Proclamation de l’armistice de 1918

« Jour de deuil de l’armée allemande », le 8 août 1918 a dissipé les dernières illusions du général Erich Ludendorff, le second de Hindenburg à la tête des forces qui ont engagé, de mars à juillet, un ultime effort pour l’emporter. La victoire obtenue sur le front russe a certes fourni aux Allemands l’opportunité de disposer pendant plusieurs mois de la supériorité à l’Ouest, de la possibilité de vaincre les forces de l’Entente et d’obtenir une paix de compromis favorable aux Centraux. Il fallait toutefois prendre le dessus avant l’été de 1918 car, à partir de ce moment, l’arrivée massive et régulière des Américains va inévitablement renverser à terme le rapport des forces au profit de l’Entente. Plusieurs coups de boutoir sont donc lancés par les Allemands, en Picardie en mars, à la jonction des fronts français et britannique, en Flandre en avril contre les Anglais, en Champagne en mai pour fixer les réserves françaises, en juillet enfin pour améliorer les gains territoriaux obtenus lors de l’offensive précédente. Cet ultime effort est brisé par la contre-offensive française du 18 juillet qui, trois jours plus tard, contraint l’ennemi à la retraite. Celle-ci ne s’arrêtera plus. La supériorité des effectifs et l’engagement massif des chars rendent la défaite allemande inéluctable. Les armées du Kaiser se replient certes en bon ordre mais le temps joue désormais contre elles, au moment où les différents alliés de Berlin – Bulgares, Turcs, Austro-Hongrois – sont contraints, l’un après l’autre, d’abandonner la lutte.
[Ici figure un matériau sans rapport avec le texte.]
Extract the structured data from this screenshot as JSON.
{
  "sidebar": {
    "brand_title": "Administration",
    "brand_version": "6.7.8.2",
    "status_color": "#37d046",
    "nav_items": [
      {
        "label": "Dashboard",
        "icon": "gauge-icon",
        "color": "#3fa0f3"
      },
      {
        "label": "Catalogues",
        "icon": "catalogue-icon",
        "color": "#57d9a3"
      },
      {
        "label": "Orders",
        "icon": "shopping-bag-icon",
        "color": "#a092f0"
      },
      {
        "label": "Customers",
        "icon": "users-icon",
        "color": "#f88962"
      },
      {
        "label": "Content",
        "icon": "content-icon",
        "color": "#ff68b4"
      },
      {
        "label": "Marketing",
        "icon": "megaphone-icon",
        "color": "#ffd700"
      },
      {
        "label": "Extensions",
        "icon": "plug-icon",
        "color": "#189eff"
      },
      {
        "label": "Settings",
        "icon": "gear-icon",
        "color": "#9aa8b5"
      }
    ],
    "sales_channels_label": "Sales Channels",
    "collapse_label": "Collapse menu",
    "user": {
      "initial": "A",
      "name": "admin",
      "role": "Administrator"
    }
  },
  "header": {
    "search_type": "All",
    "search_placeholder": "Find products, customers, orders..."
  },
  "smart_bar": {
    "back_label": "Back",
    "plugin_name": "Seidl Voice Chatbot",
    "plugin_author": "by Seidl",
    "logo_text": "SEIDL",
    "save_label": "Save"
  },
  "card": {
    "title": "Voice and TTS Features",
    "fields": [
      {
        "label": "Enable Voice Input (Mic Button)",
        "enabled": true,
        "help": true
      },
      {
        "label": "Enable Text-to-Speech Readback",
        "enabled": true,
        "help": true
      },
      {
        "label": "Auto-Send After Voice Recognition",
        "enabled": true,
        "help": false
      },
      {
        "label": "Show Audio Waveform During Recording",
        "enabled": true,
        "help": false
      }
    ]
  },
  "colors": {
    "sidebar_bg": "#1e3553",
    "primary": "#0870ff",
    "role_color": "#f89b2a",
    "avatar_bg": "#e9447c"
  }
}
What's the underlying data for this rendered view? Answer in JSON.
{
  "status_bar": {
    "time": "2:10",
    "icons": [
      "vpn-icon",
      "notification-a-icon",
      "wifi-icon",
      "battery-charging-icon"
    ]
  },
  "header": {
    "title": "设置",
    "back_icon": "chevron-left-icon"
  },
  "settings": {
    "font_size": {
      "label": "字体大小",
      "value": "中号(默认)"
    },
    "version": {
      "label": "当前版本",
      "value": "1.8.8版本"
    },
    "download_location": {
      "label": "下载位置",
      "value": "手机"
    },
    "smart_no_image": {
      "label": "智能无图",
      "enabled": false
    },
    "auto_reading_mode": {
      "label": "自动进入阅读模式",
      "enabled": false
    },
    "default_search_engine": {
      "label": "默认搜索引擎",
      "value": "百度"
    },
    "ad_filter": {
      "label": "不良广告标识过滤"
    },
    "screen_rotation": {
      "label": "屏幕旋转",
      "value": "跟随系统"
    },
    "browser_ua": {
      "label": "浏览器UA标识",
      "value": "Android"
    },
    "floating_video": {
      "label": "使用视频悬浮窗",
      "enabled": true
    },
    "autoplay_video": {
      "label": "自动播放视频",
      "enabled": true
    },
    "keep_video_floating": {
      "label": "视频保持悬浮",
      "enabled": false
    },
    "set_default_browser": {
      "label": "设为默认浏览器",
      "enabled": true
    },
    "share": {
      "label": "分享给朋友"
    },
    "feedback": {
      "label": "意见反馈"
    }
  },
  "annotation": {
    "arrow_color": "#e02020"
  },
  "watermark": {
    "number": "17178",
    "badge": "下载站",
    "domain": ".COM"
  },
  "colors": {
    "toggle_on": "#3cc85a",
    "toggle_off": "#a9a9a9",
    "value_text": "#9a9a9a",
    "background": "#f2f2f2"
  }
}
Alors qu’ils pensaient obtenir la victoire au printemps, les généraux allemands comprennent qu’elle est désormais hors de portée et ce sont eux qui demandent aux responsables politiques d’envisager désormais une demande d’armistice. Ces derniers sont convaincus qu’il faut s’adresser au président américain Wilson, « associé » à l’Entente, dont ils espèrent qu’il sera disposé à négocier sur la base des « quatorze points » qu’il a formulés au mois de janvier précédent. Une note est donc adressée au gouvernement de Washington dans la nuit du 3 au 4 octobre. Dans leur réponse, les Américains insistent sur l’évacuation des territoires occupés et sur la représentativité de ceux qui adressent la demande d’armistice. Les Allemands acceptent ces conditions préalables mais, trois jours plus tard, une nouvelle note américaine fait l’effet d’une douche froide car Wilson entend voir reconnue « la supériorité actuelle des armées alliées », exige la fin immédiate de la guerre sous-marine et pose en termes voilés la question du maintien au pouvoir de la « clique militaire » qui, selon lui, dirige alors l’Allemagne. Le 24 octobre, une troisième note américaine précise les exigences de l’Entente : l’Allemagne devra être mise dans l’impossibilité de reprendre le combat et les Alliés ne négocieront qu’avec « des représentants authentiques du peuple allemand ». Le 26 octobre, le chancelier Max de Bade obtient la démission de Ludendorff, remplacé par le général Groener, un spécialiste des transports à qui incombera la responsabilité de conduire la retraite. L’armistice austro-italien du 3 novembre précipite les choses en découvrant le flanc sud de l’Empire allemand, au moment où la révolution, partie des ports de la mer du Nord et de la Baltique, est en train de gagner l’ensemble du pays.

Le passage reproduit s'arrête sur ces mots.